É.. Agora o bicho vai pegar.. Até o presente momento foi decretado estado de Greve, por tempo indeterminado, em SP e no PR, somente atendimentos de Urgência e Emergências vão ser realizados.. A tendência é de outros estados aderirem à greve, tornando-a nacional..
Tudo poderia ser resolvido de forma diferente, mas a classe médica não teve, em momento algum, espaço para expor os problemas que o Sistema Único de Saúde está passando para que se pudesse traçar um plano de mudança...
Deixo aqui um texto publicado no jornal Gazeta do Povo, aqui de Curitiba... Escrito por um dos meus professores, Cícero Urban de Andrade:
A Saramandaia da saúde
Cícero Urban
Não vou falar sobre as dificuldades materiais existentes no sistema de saúde brasileiro. Todos conhecemos muito bem essa realidade e os números que entristecem e nos envergonham como cidadãos. Mas vejo, não sem indignação, que esta decisão do governo é um desvio de tudo aquilo que temos propagado e lutado em todos estes anos em que lecionamos na faculdade de Medicina.

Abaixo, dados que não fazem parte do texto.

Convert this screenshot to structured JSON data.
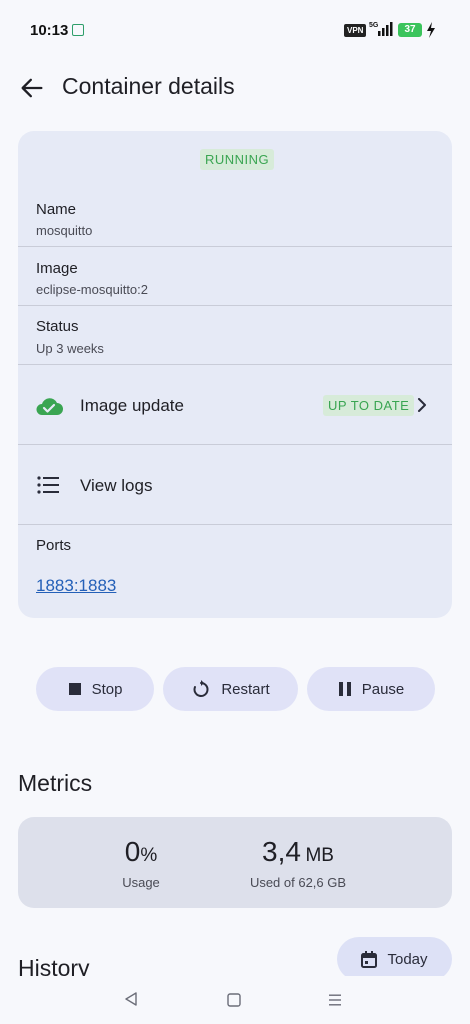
{
  "status_bar": {
    "time": "10:13",
    "vpn": "VPN",
    "network": "5G",
    "battery": "37"
  },
  "app_bar": {
    "title": "Container details"
  },
  "details": {
    "state_badge": "RUNNING",
    "name_label": "Name",
    "name_value": "mosquitto",
    "image_label": "Image",
    "image_value": "eclipse-mosquitto:2",
    "status_label": "Status",
    "status_value": "Up 3 weeks",
    "image_update_label": "Image update",
    "image_update_badge": "UP TO DATE",
    "view_logs_label": "View logs",
    "ports_label": "Ports",
    "port_value": "1883:1883"
  },
  "actions": {
    "stop": "Stop",
    "restart": "Restart",
    "pause": "Pause"
  },
  "metrics": {
    "title": "Metrics",
    "cpu_value": "0",
    "cpu_unit": "%",
    "cpu_caption": "Usage",
    "mem_value": "3,4",
    "mem_unit": "MB",
    "mem_caption": "Used of 62,6 GB"
  },
  "history": {
    "title": "History",
    "range_button": "Today"
  },
  "colors": {
    "accent_green": "#3aa552",
    "link_blue": "#2460b8",
    "card_bg": "#e6eaf6"
  }
}
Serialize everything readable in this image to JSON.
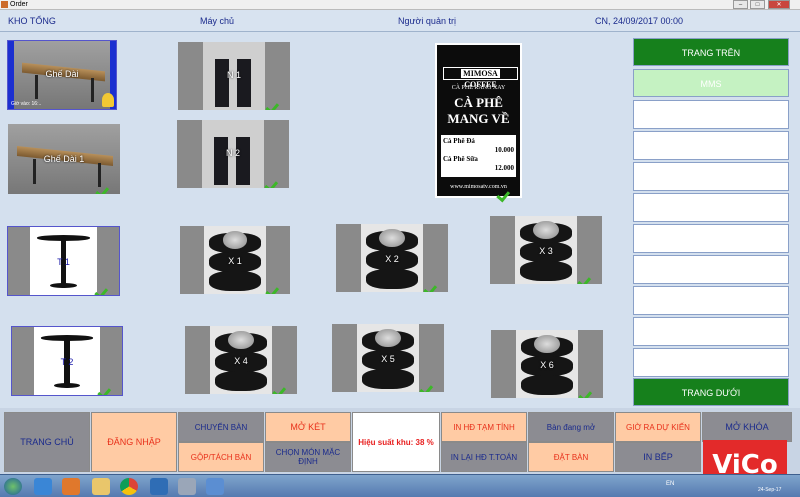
{
  "window": {
    "title": "Order"
  },
  "header": {
    "store": "KHO TỔNG",
    "machine": "Máy chủ",
    "user": "Người quản trị",
    "datetime": "CN, 24/09/2017 00:00"
  },
  "tables": [
    {
      "name": "Ghế Dài",
      "kind": "bench",
      "note": "Giờ vào: 16:..",
      "occupied": true
    },
    {
      "name": "N 1",
      "kind": "chair"
    },
    {
      "name": "Ghế Dài 1",
      "kind": "bench"
    },
    {
      "name": "N 2",
      "kind": "chair"
    },
    {
      "name": "T 1",
      "kind": "table"
    },
    {
      "name": "X 1",
      "kind": "tire"
    },
    {
      "name": "X 2",
      "kind": "tire"
    },
    {
      "name": "X 3",
      "kind": "tire"
    },
    {
      "name": "T 2",
      "kind": "table"
    },
    {
      "name": "X 4",
      "kind": "tire"
    },
    {
      "name": "X 5",
      "kind": "tire"
    },
    {
      "name": "X 6",
      "kind": "tire"
    }
  ],
  "sign": {
    "brand_left": "MIMOSA",
    "brand_right": "COFFEE",
    "sub": "CÀ PHÊ RANG XAY",
    "line1": "CÀ PHÊ",
    "line2": "MANG VỀ",
    "item1_name": "Cà Phê Đá",
    "item1_price": "10.000",
    "item2_name": "Cà Phê Sữa",
    "item2_price": "12.000",
    "url": "www.mimosatv.com.vn"
  },
  "areas": {
    "top_button": "TRANG TRÊN",
    "bottom_button": "TRANG DƯỚI",
    "items": [
      "MMS"
    ]
  },
  "actions": {
    "home": "TRANG CHỦ",
    "login": "ĐĂNG NHẬP",
    "move_table": "CHUYỂN BÀN",
    "merge_split": "GỘP/TÁCH BÀN",
    "open_drawer": "MỞ KÉT",
    "choose_dish": "CHỌN MÓN MẶC ĐỊNH",
    "efficiency": "Hiệu suất khu: 38 %",
    "print_temp": "IN HĐ TẠM TÍNH",
    "reprint": "IN LẠI HĐ T.TOÁN",
    "open_tables": "Bàn đang mở",
    "reserve": "ĐẶT BÀN",
    "expected_out": "GIỜ RA DỰ KIẾN",
    "print_kitchen": "IN BẾP",
    "unlock": "MỞ KHÓA"
  },
  "watermark": "ViCo",
  "tray": {
    "lang": "EN",
    "date": "24-Sep-17"
  }
}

Os médicos não são culpados pela má gestão crônica e irresponsável na saúde. Padecemos também, junto com os nossos pacientes, pelas mesmas deficiências na infraestrutura, desorganização e injustiça que levam ao sofrimento de milhões de brasileiros.
Parece que aumentando o número de médicos, ou então melhorando a sua distribuição, poderíamos resolver tudo. E importar médicos e instituir um serviço médico obrigatório durante dois anos aos formandos que entrarem a partir de 2015 seria a solução mágica para um problema altamente complexo. Seria como tratarmos um câncer grave, que é uma doença crônica, apenas com um tratamento agudo e paliativo como uma aspirina. É claro, que no mundo real, isso não deve funcionar.
Este governo, que costuma reinventar a roda na economia (cujas consequências estamos todos vivenciando), agora também está fazendo o mesmo com a saúde. É verdade que o descaso com ela é histórico, e não nasceu nesta gestão. Entretanto, com medidas oportunistas como essa, corremos o risco de atrasar ainda mais as reformas que são urgentes e necessárias.
Mas, afinal, quem são os médicos brasileiros? Por que se recusam a ocupar os postos em tantas cidades onde poderiam ter salários dignos e muito superiores à maioria da população brasileira? Muitos talvez desconheçam, mas o médico, aqui no Brasil, tem, em sua maioria, uma formação técnica e humana muito boa, comparável à de muitos países desenvolvidos. Com a diferença de que somos preparados para tratar as doenças que afligem a nossa população. Mas, mais que isso, para aqueles que já viveram fora do Brasil e exerceram a medicina em outros países, podemos testemunhar que também somos muito mais próximos aos nossos pacientes.
Com os recursos escassos que temos, a falta de investimentos, a burocracia e a falta de planejamento, poucos médicos no mundo conseguiriam fazer até mesmo o que fazemos por aqui. Importar quem vive em outra realidade, sem mudar a realidade aqui, é, na linguagem científica, experiência. E nós, brasileiros, cobaias.
Não é verdade que o médico brasileiro não queira ir para as cidades pequenas ou trabalhar na periferia. Convivo com alunos de Medicina e muitos deles desejam trabalhar no interior. Mas é preciso ter infraestrutura adequada, não bastam bons salários. Tendo tudo isso, não seria nem mesmo necessário obrigar os novos médicos a realizar estágios remunerados; pelo contrário, talvez precisássemos até de concursos públicos.
A medicina exige uma dedicação contínua e um compromisso com o paciente. Hoje, estetoscópio e caneta, na era da biologia molecular, podem muito pouco. A imagem do médico-sacerdote, quase um mágico, não resolve mais os problemas atuais. Não basta ter o médico presente, sem uma equipe e infraestrutura adequada.
Ao reinventar a roda, o governo deixa de lado todas as experiências positivas existentes em outros países, e que poderiam ser aplicadas também aqui. Tal qual na televisão, estamos assistindo às mesmas novelas de novo, com formatos aparentemente mais modernos e dinâmicos. A história se repete. Mas, para um país como o nosso, repetir é ficar no passado e achar graça das formigas saindo do nariz do povo brasileiro.
Artigo escrito por Cícero Urban, médico mastologista, professor de Bioética e Metodologia Científica no curso de Medicina e na pós-graduação da Universidade Positivo.
Publicado no jornal Gazeta do Povo do dia 16 de julho de 2013.